Comment est mort – ou qui a tué – le juge Bernard Borrel ? Le corps du magistrat français, détaché à Djibouti auprès du ministère de la Justice local, avait été retrouvé « fortuitement » au pied d’une falaise, en face de l’île du Diable, à 80 km de la capitale, par deux gendarmes français de la prévôté d’Arta qui patrouillaient dans la région. C’était le matin du 19 octobre 1995.

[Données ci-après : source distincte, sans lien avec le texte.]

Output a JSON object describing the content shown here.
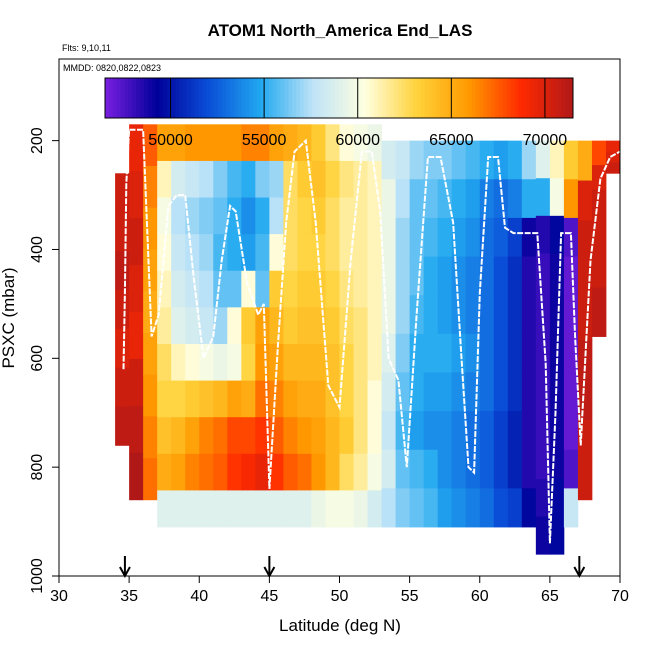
{
  "chart_data": {
    "type": "heatmap",
    "title": "ATOM1 North_America End_LAS",
    "flights_note": "Flts: 9,10,11",
    "date_note": "MMDD: 0820,0822,0823",
    "xlabel": "Latitude (deg N)",
    "ylabel": "PSXC (mbar)",
    "xlim": [
      30,
      70
    ],
    "ylim": [
      1000,
      50
    ],
    "x_ticks": [
      "30",
      "35",
      "40",
      "45",
      "50",
      "55",
      "60",
      "65",
      "70"
    ],
    "y_ticks": [
      "200",
      "400",
      "600",
      "800",
      "1000"
    ],
    "colorbar": {
      "range": [
        46500,
        71500
      ],
      "tick_labels": [
        "50000",
        "55000",
        "60000",
        "65000",
        "70000"
      ],
      "stops": [
        "#7a1fe0",
        "#00009a",
        "#0a4fd8",
        "#21a9f0",
        "#bfe3f7",
        "#ffffe0",
        "#ffd23a",
        "#ff9900",
        "#ff2a00",
        "#b01818"
      ]
    },
    "arrows_at_latitude": [
      34.7,
      45.0,
      67.1
    ],
    "columns": [
      {
        "lat": [
          34.0,
          35.0
        ],
        "p": [
          260,
          760
        ],
        "values": [
          70500,
          70500,
          71000,
          70500,
          70000,
          70500,
          71000
        ]
      },
      {
        "lat": [
          35.0,
          36.0
        ],
        "p": [
          170,
          860
        ],
        "values": [
          69500,
          70000,
          70500,
          70000,
          69500,
          70500,
          71000,
          71500
        ]
      },
      {
        "lat": [
          36.0,
          37.0
        ],
        "p": [
          170,
          860
        ],
        "values": [
          67500,
          66500,
          66000,
          65500,
          65000,
          65500,
          66000,
          66500,
          67000
        ]
      },
      {
        "lat": [
          37.0,
          38.0
        ],
        "p": [
          170,
          910
        ],
        "values": [
          65500,
          61000,
          60000,
          60500,
          61000,
          61500,
          62500,
          63000,
          64000,
          65000,
          59000
        ]
      },
      {
        "lat": [
          38.0,
          39.0
        ],
        "p": [
          170,
          910
        ],
        "values": [
          65500,
          58500,
          57500,
          58000,
          58500,
          59000,
          61000,
          63000,
          64500,
          65500,
          59000
        ]
      },
      {
        "lat": [
          39.0,
          40.0
        ],
        "p": [
          170,
          910
        ],
        "values": [
          66000,
          58000,
          57000,
          57500,
          58000,
          58500,
          60500,
          63500,
          65500,
          66500,
          59000
        ]
      },
      {
        "lat": [
          40.0,
          41.0
        ],
        "p": [
          170,
          910
        ],
        "values": [
          66000,
          57500,
          56500,
          57000,
          57500,
          58000,
          60000,
          64000,
          66500,
          67000,
          59000
        ]
      },
      {
        "lat": [
          41.0,
          42.0
        ],
        "p": [
          170,
          910
        ],
        "values": [
          66000,
          56500,
          56000,
          55500,
          56000,
          57000,
          59500,
          64500,
          67000,
          67500,
          59000
        ]
      },
      {
        "lat": [
          42.0,
          43.0
        ],
        "p": [
          170,
          910
        ],
        "values": [
          66000,
          55500,
          55000,
          55000,
          56000,
          60500,
          60000,
          65500,
          68000,
          68500,
          59000
        ]
      },
      {
        "lat": [
          43.0,
          44.0
        ],
        "p": [
          170,
          910
        ],
        "values": [
          66500,
          55000,
          54000,
          54500,
          60500,
          63500,
          63000,
          65000,
          68000,
          69000,
          59000
        ]
      },
      {
        "lat": [
          44.0,
          45.0
        ],
        "p": [
          170,
          910
        ],
        "values": [
          66500,
          56500,
          55000,
          55500,
          56000,
          65500,
          66000,
          67000,
          68500,
          69500,
          59000
        ]
      },
      {
        "lat": [
          45.0,
          46.0
        ],
        "p": [
          170,
          910
        ],
        "values": [
          65500,
          57000,
          57500,
          60500,
          63500,
          64500,
          65500,
          66500,
          67500,
          68500,
          59000
        ]
      },
      {
        "lat": [
          46.0,
          47.0
        ],
        "p": [
          170,
          910
        ],
        "values": [
          65000,
          62500,
          62500,
          62500,
          63000,
          63500,
          64500,
          65500,
          66500,
          67500,
          59000
        ]
      },
      {
        "lat": [
          47.0,
          48.0
        ],
        "p": [
          170,
          910
        ],
        "values": [
          64500,
          63500,
          63000,
          63000,
          63500,
          64000,
          64500,
          65000,
          66000,
          67000,
          59000
        ]
      },
      {
        "lat": [
          48.0,
          49.0
        ],
        "p": [
          170,
          910
        ],
        "values": [
          63500,
          64000,
          63500,
          63000,
          63500,
          64000,
          64500,
          65000,
          65500,
          66000,
          59500
        ]
      },
      {
        "lat": [
          49.0,
          50.0
        ],
        "p": [
          170,
          910
        ],
        "values": [
          62000,
          63000,
          62500,
          62500,
          63000,
          63500,
          64000,
          64000,
          64500,
          64500,
          60000
        ]
      },
      {
        "lat": [
          50.0,
          51.0
        ],
        "p": [
          170,
          910
        ],
        "values": [
          60500,
          62000,
          61500,
          61500,
          62000,
          62500,
          63000,
          63000,
          63500,
          62500,
          60000
        ]
      },
      {
        "lat": [
          51.0,
          52.0
        ],
        "p": [
          170,
          910
        ],
        "values": [
          60000,
          61500,
          61500,
          61500,
          61500,
          62000,
          62000,
          62000,
          62000,
          61500,
          59500
        ]
      },
      {
        "lat": [
          52.0,
          53.0
        ],
        "p": [
          170,
          910
        ],
        "values": [
          59500,
          61000,
          61000,
          61000,
          61000,
          61000,
          61000,
          60500,
          60500,
          60000,
          58500
        ]
      },
      {
        "lat": [
          53.0,
          54.0
        ],
        "p": [
          200,
          910
        ],
        "values": [
          58500,
          59500,
          59500,
          59500,
          59500,
          59000,
          58500,
          58000,
          58500,
          57500
        ]
      },
      {
        "lat": [
          54.0,
          55.0
        ],
        "p": [
          200,
          910
        ],
        "values": [
          58000,
          57500,
          57000,
          57000,
          57000,
          56500,
          56000,
          55500,
          56000,
          56500
        ]
      },
      {
        "lat": [
          55.0,
          56.0
        ],
        "p": [
          200,
          910
        ],
        "values": [
          57000,
          56000,
          56000,
          56000,
          55500,
          55000,
          55000,
          54500,
          55500,
          56000
        ]
      },
      {
        "lat": [
          56.0,
          57.0
        ],
        "p": [
          200,
          910
        ],
        "values": [
          56500,
          56000,
          55500,
          55000,
          55000,
          55000,
          54500,
          54000,
          55000,
          55500
        ]
      },
      {
        "lat": [
          57.0,
          58.0
        ],
        "p": [
          200,
          910
        ],
        "values": [
          56500,
          55500,
          55000,
          54500,
          54500,
          55000,
          54500,
          54000,
          54000,
          54500
        ]
      },
      {
        "lat": [
          58.0,
          59.0
        ],
        "p": [
          200,
          910
        ],
        "values": [
          56000,
          55000,
          54500,
          54000,
          54000,
          54500,
          54000,
          53500,
          53500,
          54000
        ]
      },
      {
        "lat": [
          59.0,
          60.0
        ],
        "p": [
          200,
          910
        ],
        "values": [
          55500,
          54500,
          54000,
          53500,
          53500,
          54000,
          53500,
          53000,
          53000,
          53500
        ]
      },
      {
        "lat": [
          60.0,
          61.0
        ],
        "p": [
          200,
          910
        ],
        "values": [
          55000,
          53500,
          53000,
          53000,
          53000,
          53000,
          53000,
          52500,
          52500,
          53000
        ]
      },
      {
        "lat": [
          61.0,
          62.0
        ],
        "p": [
          200,
          910
        ],
        "values": [
          54500,
          53000,
          52500,
          52000,
          52000,
          52000,
          52000,
          51500,
          51500,
          52000
        ]
      },
      {
        "lat": [
          62.0,
          63.0
        ],
        "p": [
          200,
          910
        ],
        "values": [
          55000,
          53500,
          51500,
          51000,
          51000,
          51000,
          51000,
          50500,
          50500,
          51500
        ]
      },
      {
        "lat": [
          63.0,
          64.0
        ],
        "p": [
          200,
          910
        ],
        "values": [
          57000,
          55000,
          49000,
          48500,
          48500,
          48500,
          48500,
          48500,
          48500,
          49500
        ]
      },
      {
        "lat": [
          64.0,
          65.0
        ],
        "p": [
          200,
          960
        ],
        "values": [
          59000,
          55000,
          48500,
          48000,
          48000,
          48000,
          48000,
          48000,
          48000,
          48500,
          49000
        ]
      },
      {
        "lat": [
          65.0,
          66.0
        ],
        "p": [
          200,
          960
        ],
        "values": [
          61000,
          60000,
          49500,
          49000,
          49000,
          49000,
          49000,
          49000,
          49000,
          49500,
          49500
        ]
      },
      {
        "lat": [
          66.0,
          67.0
        ],
        "p": [
          200,
          910
        ],
        "values": [
          63500,
          66000,
          47500,
          47000,
          47000,
          47000,
          47000,
          47000,
          47500,
          58000
        ]
      },
      {
        "lat": [
          67.0,
          68.0
        ],
        "p": [
          200,
          860
        ],
        "values": [
          65000,
          70000,
          70500,
          70500,
          70500,
          71000,
          71000,
          70500,
          70500
        ]
      },
      {
        "lat": [
          68.0,
          69.0
        ],
        "p": [
          200,
          560
        ],
        "values": [
          68000,
          70000,
          70500,
          70500,
          70500,
          70500,
          71000,
          71000
        ]
      },
      {
        "lat": [
          69.0,
          70.0
        ],
        "p": [
          200,
          260
        ],
        "values": [
          69500,
          70000,
          70500
        ]
      }
    ],
    "flight_track": [
      [
        34.6,
        620
      ],
      [
        34.7,
        480
      ],
      [
        34.8,
        280
      ],
      [
        35.0,
        180
      ],
      [
        35.5,
        180
      ],
      [
        36.0,
        180
      ],
      [
        36.6,
        560
      ],
      [
        37.1,
        520
      ],
      [
        37.8,
        320
      ],
      [
        38.4,
        300
      ],
      [
        39.0,
        300
      ],
      [
        39.6,
        450
      ],
      [
        40.3,
        600
      ],
      [
        41.0,
        560
      ],
      [
        41.6,
        420
      ],
      [
        42.2,
        320
      ],
      [
        42.6,
        330
      ],
      [
        43.4,
        460
      ],
      [
        44.2,
        520
      ],
      [
        44.6,
        500
      ],
      [
        45.0,
        840
      ],
      [
        45.6,
        580
      ],
      [
        46.2,
        350
      ],
      [
        46.8,
        220
      ],
      [
        47.6,
        200
      ],
      [
        48.3,
        350
      ],
      [
        49.2,
        650
      ],
      [
        50.0,
        690
      ],
      [
        50.8,
        420
      ],
      [
        51.6,
        220
      ],
      [
        52.3,
        220
      ],
      [
        52.9,
        330
      ],
      [
        53.5,
        600
      ],
      [
        54.2,
        640
      ],
      [
        54.8,
        800
      ],
      [
        55.5,
        520
      ],
      [
        56.3,
        230
      ],
      [
        57.2,
        230
      ],
      [
        58.1,
        350
      ],
      [
        58.7,
        600
      ],
      [
        59.2,
        800
      ],
      [
        59.6,
        810
      ],
      [
        60.0,
        480
      ],
      [
        60.6,
        230
      ],
      [
        61.3,
        230
      ],
      [
        61.8,
        360
      ],
      [
        62.4,
        370
      ],
      [
        63.3,
        370
      ],
      [
        64.1,
        370
      ],
      [
        64.7,
        610
      ],
      [
        65.0,
        940
      ],
      [
        65.4,
        700
      ],
      [
        65.8,
        370
      ],
      [
        66.5,
        370
      ],
      [
        66.8,
        560
      ],
      [
        67.2,
        760
      ],
      [
        67.9,
        420
      ],
      [
        68.6,
        270
      ],
      [
        69.3,
        230
      ],
      [
        70.0,
        220
      ]
    ]
  }
}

Très vite, la thèse du suicide avancée par les autorités françaises et djiboutiennes est contestée. L’hypothèse d’un assassinat se renforce après qu’une seconde autopsie, pratiquée en 2002, a établi que le magistrat ne pouvait s’être tué par immolation. Après les déclarations de Mohamed Saleh Alhoumekani, un mystérieux opposant exilé en Belgique, Ismaïl Omar Guelleh, l’actuel chef de l’État djiboutien, qui, à l’époque des faits, était directeur de cabinet du président Hassan Gouled Aptidon, est présenté comme le commanditaire du « meurtre ». Relayée par la presse française, cette accusation provoque une grave détérioration des relations entre Paris et son ancienne colonie.
Réseau pédophile ?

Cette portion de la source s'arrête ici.